PSA also acknowledged a supply-side constraint directly: its in-house powder production is still coming online, and the company said it is taking a deliberate approach to catalog breadth rather than trying to stretch limited resources across a high-volume lineup. That transparency about manufacturing constraints is relatively uncommon for a company scaling vertically, and stands apart from the launch-first, availability-later patterns that have characterized a number of ammunition ventures in recent years.
The rebrand also resolves a brand-identity problem that had grown more visible over time. The AAC name carries strong recognition in the suppressor market — Advanced Armament Corporation's historical reputation was built on suppressors — and using it on ammunition from a different ownership group created unnecessary confusion in the channel.

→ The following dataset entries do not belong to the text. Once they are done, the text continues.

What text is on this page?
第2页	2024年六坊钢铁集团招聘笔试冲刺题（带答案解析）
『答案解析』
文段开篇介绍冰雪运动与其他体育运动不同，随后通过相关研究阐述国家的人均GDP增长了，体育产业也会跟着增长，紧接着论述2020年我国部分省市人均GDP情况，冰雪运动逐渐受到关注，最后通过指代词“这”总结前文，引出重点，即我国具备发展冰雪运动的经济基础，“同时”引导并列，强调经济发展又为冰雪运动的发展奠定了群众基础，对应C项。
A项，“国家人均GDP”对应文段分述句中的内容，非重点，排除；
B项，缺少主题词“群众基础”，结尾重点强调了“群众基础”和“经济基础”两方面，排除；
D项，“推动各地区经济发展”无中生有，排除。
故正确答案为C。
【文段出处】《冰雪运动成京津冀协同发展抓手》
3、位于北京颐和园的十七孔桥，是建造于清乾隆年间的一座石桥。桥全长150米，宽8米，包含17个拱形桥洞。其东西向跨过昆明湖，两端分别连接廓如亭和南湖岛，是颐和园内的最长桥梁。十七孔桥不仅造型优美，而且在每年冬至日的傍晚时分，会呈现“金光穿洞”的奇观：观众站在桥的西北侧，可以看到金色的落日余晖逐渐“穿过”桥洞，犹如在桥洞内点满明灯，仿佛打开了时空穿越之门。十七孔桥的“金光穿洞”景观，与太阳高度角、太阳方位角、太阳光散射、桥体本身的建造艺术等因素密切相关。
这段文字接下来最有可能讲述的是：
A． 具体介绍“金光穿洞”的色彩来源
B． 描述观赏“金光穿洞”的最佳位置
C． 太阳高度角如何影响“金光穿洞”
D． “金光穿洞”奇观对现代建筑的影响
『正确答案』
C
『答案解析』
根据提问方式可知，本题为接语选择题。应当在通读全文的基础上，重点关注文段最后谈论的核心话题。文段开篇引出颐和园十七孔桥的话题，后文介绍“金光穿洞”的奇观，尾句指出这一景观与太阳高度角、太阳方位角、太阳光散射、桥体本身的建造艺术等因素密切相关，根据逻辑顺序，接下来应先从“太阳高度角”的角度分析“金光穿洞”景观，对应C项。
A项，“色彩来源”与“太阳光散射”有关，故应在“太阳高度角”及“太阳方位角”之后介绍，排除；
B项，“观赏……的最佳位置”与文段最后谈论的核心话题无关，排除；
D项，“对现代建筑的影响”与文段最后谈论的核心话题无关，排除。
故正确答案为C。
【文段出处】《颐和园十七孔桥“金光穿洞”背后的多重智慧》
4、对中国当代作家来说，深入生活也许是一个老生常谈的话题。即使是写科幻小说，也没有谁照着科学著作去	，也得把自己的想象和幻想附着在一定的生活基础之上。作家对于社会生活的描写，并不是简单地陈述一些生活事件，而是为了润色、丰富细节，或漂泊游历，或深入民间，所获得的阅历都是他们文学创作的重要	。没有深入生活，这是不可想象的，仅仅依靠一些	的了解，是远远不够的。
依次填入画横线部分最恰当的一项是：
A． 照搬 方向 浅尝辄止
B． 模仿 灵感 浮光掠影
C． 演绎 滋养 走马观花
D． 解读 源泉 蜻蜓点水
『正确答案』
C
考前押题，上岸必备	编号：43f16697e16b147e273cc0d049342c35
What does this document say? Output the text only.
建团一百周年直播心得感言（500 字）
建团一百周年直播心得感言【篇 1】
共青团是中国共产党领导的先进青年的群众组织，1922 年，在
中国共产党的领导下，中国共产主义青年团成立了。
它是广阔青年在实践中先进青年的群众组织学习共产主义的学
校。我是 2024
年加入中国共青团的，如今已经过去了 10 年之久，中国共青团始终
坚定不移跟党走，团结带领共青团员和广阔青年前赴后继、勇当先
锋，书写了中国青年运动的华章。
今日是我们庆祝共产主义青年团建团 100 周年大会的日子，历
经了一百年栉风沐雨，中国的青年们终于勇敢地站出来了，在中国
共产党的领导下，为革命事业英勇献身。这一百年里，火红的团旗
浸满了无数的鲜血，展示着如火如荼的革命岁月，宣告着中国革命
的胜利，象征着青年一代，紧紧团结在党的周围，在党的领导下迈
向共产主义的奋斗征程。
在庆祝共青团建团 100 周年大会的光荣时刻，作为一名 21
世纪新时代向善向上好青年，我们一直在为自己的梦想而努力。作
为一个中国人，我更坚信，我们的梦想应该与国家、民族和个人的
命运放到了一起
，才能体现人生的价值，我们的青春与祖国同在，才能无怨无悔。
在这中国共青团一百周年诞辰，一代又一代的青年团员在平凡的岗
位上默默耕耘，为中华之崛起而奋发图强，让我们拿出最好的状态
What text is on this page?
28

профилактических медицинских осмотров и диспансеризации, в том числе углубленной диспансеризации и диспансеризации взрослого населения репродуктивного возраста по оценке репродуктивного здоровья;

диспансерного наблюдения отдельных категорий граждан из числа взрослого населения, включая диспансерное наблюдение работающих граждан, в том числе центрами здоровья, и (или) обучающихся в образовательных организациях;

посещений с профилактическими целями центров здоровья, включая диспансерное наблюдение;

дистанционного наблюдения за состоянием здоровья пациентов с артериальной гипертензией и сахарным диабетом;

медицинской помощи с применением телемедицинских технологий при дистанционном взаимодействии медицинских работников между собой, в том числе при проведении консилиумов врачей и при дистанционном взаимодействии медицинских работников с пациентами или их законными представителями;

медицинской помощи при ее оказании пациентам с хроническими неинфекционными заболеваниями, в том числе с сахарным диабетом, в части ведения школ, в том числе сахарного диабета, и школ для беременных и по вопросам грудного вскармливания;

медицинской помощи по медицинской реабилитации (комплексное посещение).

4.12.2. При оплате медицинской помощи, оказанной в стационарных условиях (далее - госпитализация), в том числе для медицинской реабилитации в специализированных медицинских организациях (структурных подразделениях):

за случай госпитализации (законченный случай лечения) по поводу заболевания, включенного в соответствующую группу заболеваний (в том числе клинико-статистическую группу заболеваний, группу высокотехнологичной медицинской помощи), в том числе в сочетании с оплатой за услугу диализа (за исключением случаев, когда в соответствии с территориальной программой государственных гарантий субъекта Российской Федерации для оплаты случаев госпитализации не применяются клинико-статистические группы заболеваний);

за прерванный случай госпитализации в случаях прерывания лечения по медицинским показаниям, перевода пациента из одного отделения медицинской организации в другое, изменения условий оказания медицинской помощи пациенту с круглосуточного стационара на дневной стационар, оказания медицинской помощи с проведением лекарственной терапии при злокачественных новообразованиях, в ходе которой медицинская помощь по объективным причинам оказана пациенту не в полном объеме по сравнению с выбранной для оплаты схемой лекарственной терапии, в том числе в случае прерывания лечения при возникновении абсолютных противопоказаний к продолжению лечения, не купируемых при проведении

PSA Ammo allows Palmetto to claim the ammunition identity directly under its own name, while AAC's suppressor business remains intact and undiluted within its own market segment.
All existing AAC Ammo customers are expected to see continuity of product availability through the transition, with the new PSA Ammo branding rolling out across retail and distributor channels in the coming weeks. Formal catalog launch timelines for each line have not been announced, but AmmoLand reports that Guardsman and Mixtape products are expected to reach dealer shelves before the end of the third quarter of 2026.